Flavoring extracts manufacturers produce pleasant tastes or odors in concentrated form from natural or chemical substances. Natural flavorings from plant oils or animal secretions can be extracted through a variety of processes.

Chemical flavorings are developed in a laboratory setting to mimic natural flavorings and are becoming more dominant in the industry as they are less expensive to produce.

Extracts are sold to manufacturers who use them in a wide variety of products including food, candles, cleaning supplies, cosmetics or other personal grooming products, or to retailers who sell them directly to consumers.

Manufacturers within this branch of industry may make a wide variety of different flavoring extracts, which may be sold as retail product and then used by private consumers, or prepared for the commercial market, after which the flavoring extracts are incorporated into new consumer products.

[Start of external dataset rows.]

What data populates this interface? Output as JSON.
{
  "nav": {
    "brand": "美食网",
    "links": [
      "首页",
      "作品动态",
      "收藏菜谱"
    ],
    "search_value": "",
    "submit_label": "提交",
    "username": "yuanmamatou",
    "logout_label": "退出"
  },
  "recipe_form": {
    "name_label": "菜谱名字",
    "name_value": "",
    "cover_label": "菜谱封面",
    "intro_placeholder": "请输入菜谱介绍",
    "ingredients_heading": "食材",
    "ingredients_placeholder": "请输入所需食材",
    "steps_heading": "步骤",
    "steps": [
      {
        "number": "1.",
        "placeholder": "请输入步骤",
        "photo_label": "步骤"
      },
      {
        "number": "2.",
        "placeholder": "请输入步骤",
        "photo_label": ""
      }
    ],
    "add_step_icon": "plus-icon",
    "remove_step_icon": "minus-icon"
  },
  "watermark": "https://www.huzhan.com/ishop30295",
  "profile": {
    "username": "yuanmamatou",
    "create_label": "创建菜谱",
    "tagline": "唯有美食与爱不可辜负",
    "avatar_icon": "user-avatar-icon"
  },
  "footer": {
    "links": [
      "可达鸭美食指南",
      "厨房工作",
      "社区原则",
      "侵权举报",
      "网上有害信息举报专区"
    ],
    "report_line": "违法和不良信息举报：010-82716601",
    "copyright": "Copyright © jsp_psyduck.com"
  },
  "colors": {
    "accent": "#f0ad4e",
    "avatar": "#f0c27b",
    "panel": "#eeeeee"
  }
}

While there is no question that companies that make flavorings can thrive, they also face a wide range of risks. What kinds of flavoring extracts manufacturers insurance should these manufacturers carry? Read on to learn more about your options.

Flavoring extracts manufacturers insurance protects your manufacturing business from lawsuits with rates as low as $57/mo. Get a fast quote and your certificate of insurance now.

Below are some answers to commonly asked flavoring extracts manufacturing insurance questions:

How Much Does Flavoring Extracts Manufacturers Insurance Cost?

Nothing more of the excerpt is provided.